Prozess

Rechtsstreit um „Hartz-IV-Rebellin“ geht in neue Runde

Der Rechtsstreit zwischen dem Jobcenter Hamburg und seiner als „Hartz-IV-Rebellin“ bekannt gewordenen Mitarbeiterin Inge Hannemann geht aller Voraussicht nach in eine neue Runde.

Die 45-Jährige wehrt sich vor dem Arbeitsgericht dagegen, dass sie suspendiert wurde, nachdem sie das „System Hartz IV“ als menschenunwürdig kritisiert hatte. Hannemanns Anwalt sagte, mit einem juristischen Trick habe er am Freitag erreicht, dass ihre Klage zwar vorläufig abgewiesen wurde – er aber gleichzeitig die Möglichkeit habe, einen Neubeginn des Verfahrens in erster Instanz zu erreichen.

Seine Mandantin befürchtete, dass ein erst jetzt von ihr eingereichter, umfangreicher Schriftsatz aus formalen Gründen beim Richterspruch nicht mehr berücksichtigt worden wäre. Sie wollte daher eine inhaltliche Entscheidung vermeiden. Die Kammer wies die Klage lediglich wegen sogenannter Säumnis ab – und eröffnete somit die Möglichkeit zum Neustart. Hannemann muss dabei nur die einwöchige Frist für einen Einspruch einhalten. Die erneute Verhandlung in erster Instanz wird im Juni erwartet.

Hannemann war im April 2013 vom Hamburger Jobcenter Team.Arbeit.Hamburg suspendiert worden. Dagegen hatte sie geklagt. Das Jobcenter hält eine Beschäftigung für unzumutbar. Ihr Verhalten störe den Betriebsfrieden, weil sie das Jobcenter öffentlich kritisiere. Hannemann selbst sieht ihre Äußerungen durch das Grundrecht auf freie Meinungsäußerung gedeckt. Sie beharrt auf einer Weiterbeschäftigung an ihrem alten Arbeitsplatz. Gütetermine waren bislang fehlgeschlagen.
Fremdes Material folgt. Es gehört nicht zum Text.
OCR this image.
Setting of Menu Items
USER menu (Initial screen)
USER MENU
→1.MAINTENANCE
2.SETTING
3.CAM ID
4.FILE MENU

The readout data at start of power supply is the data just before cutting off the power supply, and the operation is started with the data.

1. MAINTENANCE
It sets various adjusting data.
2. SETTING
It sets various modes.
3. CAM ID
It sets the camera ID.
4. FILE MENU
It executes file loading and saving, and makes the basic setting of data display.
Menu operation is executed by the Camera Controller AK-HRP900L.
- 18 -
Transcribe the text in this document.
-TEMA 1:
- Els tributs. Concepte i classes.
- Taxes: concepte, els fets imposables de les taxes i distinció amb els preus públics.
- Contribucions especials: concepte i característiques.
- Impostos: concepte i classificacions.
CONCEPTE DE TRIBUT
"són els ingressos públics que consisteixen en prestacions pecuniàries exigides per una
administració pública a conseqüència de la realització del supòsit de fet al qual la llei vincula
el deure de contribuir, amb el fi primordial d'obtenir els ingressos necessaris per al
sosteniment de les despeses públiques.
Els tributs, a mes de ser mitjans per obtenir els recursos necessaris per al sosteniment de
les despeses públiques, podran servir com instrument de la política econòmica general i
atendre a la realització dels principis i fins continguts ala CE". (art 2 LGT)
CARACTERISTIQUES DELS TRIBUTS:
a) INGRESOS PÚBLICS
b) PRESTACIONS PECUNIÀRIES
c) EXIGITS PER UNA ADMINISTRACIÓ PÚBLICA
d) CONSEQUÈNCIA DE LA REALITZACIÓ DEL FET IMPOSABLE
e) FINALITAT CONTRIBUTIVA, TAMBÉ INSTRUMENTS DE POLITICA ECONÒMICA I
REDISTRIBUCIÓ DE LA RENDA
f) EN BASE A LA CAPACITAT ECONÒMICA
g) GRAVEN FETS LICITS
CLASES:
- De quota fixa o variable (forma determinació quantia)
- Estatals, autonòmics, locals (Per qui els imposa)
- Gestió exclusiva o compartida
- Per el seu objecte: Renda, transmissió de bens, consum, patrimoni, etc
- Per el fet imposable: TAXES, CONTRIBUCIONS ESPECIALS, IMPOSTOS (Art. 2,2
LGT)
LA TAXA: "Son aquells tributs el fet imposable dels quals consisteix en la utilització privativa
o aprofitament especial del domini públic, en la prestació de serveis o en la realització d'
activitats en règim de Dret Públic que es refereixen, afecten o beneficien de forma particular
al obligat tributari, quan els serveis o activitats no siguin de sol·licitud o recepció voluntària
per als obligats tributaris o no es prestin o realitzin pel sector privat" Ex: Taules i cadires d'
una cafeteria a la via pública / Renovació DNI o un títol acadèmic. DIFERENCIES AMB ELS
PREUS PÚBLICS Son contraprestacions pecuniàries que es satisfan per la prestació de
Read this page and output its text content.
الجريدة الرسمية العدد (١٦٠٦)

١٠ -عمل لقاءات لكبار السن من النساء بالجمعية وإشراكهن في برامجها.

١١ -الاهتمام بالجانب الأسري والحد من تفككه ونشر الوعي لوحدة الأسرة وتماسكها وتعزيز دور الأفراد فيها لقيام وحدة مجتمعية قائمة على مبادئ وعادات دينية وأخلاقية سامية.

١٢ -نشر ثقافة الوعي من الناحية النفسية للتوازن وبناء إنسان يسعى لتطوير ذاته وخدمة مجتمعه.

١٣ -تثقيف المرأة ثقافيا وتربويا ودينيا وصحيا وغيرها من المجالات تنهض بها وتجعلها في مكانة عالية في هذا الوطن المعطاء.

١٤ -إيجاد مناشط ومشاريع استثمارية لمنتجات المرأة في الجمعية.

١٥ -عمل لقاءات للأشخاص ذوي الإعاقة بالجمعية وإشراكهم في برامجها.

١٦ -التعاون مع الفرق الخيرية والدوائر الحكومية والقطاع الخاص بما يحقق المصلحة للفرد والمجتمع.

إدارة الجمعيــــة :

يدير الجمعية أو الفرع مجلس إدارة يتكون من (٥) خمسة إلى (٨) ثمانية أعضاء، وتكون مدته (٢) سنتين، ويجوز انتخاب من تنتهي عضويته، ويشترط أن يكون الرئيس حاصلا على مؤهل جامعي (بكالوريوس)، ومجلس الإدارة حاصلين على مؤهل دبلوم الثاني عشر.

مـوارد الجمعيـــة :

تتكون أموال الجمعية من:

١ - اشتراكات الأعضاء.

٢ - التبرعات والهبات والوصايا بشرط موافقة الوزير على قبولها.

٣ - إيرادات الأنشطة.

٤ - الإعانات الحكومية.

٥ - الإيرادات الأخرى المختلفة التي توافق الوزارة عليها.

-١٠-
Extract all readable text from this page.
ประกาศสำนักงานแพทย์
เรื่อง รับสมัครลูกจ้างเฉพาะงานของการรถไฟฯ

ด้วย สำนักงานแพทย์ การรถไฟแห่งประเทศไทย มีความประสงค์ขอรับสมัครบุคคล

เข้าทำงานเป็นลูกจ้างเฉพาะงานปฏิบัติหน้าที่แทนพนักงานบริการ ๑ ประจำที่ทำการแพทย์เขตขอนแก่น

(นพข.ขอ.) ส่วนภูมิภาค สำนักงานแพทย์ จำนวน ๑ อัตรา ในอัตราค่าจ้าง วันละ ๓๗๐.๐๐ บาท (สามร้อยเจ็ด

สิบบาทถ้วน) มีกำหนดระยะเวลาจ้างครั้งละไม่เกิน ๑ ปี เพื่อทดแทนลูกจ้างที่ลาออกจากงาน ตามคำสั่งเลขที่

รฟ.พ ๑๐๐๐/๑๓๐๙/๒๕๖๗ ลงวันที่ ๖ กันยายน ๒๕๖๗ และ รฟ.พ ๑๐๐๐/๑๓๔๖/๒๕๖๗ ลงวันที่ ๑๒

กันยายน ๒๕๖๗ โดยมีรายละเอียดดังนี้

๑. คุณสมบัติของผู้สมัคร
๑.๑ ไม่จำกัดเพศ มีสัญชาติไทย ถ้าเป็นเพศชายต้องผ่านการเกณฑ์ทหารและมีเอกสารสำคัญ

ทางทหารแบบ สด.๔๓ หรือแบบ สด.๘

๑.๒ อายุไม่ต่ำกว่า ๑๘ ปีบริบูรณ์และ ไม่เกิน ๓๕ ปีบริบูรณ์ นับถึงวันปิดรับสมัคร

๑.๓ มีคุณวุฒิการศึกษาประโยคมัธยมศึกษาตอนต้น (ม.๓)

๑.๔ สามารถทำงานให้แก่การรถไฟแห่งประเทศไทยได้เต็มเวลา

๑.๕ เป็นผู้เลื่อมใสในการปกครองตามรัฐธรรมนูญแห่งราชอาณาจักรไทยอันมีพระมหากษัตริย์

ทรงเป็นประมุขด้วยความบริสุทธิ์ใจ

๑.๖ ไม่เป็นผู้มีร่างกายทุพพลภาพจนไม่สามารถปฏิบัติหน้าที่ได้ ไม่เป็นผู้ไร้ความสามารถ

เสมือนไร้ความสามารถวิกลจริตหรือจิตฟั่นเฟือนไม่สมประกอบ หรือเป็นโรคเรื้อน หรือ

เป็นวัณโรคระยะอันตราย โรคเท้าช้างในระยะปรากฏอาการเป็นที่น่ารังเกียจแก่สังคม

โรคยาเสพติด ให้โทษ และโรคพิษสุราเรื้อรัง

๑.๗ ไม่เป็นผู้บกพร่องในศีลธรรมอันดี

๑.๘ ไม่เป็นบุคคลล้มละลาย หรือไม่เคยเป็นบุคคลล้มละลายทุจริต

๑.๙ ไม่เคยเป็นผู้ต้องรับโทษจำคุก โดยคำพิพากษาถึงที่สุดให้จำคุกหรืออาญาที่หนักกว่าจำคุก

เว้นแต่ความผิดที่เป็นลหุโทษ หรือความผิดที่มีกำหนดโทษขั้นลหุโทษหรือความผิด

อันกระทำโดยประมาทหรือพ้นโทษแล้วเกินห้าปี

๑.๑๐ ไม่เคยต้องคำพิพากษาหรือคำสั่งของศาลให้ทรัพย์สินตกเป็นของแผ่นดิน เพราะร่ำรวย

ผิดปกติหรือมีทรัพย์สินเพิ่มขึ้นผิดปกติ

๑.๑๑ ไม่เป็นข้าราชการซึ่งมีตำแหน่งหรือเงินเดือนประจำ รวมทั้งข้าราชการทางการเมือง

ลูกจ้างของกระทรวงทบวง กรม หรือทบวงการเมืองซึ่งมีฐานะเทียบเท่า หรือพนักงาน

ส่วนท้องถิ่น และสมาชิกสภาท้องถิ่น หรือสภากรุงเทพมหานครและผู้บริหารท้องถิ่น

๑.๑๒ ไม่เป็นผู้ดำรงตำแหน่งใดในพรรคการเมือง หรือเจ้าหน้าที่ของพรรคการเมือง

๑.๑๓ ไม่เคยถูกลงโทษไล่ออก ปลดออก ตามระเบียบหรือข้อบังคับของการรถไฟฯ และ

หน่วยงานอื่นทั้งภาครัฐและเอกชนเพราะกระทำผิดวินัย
Hannemann lehnt insbesondere finanzielle Sanktionen gegen Hartz-IV-Empfänger ab, die Termine nicht einhalten oder Jobangebote ablehnen. In dem nun vorgelegten Dokument listete sie für zahlreiche ihrer Fälle auf, warum aus ihrer Sicht gute Gründe vorlagen, keine Sanktionen gegen diese Menschen zu verhängen. Hannemann war im Jobcenter Hamburg-Altona seit Herbst 2011 in Teilzeit beschäftigt und dort zuständig für Jugendliche, deren Vermittlung als schwierig galt.

Weil Hannemann genügend Unterschriften sammeln konnte, wird sich am 17. März auch der Petitionsausschuss des Deutschen Bundestags mit ihrer Forderung nach Abschaffung der Sanktionsparagrafen beschäftigen.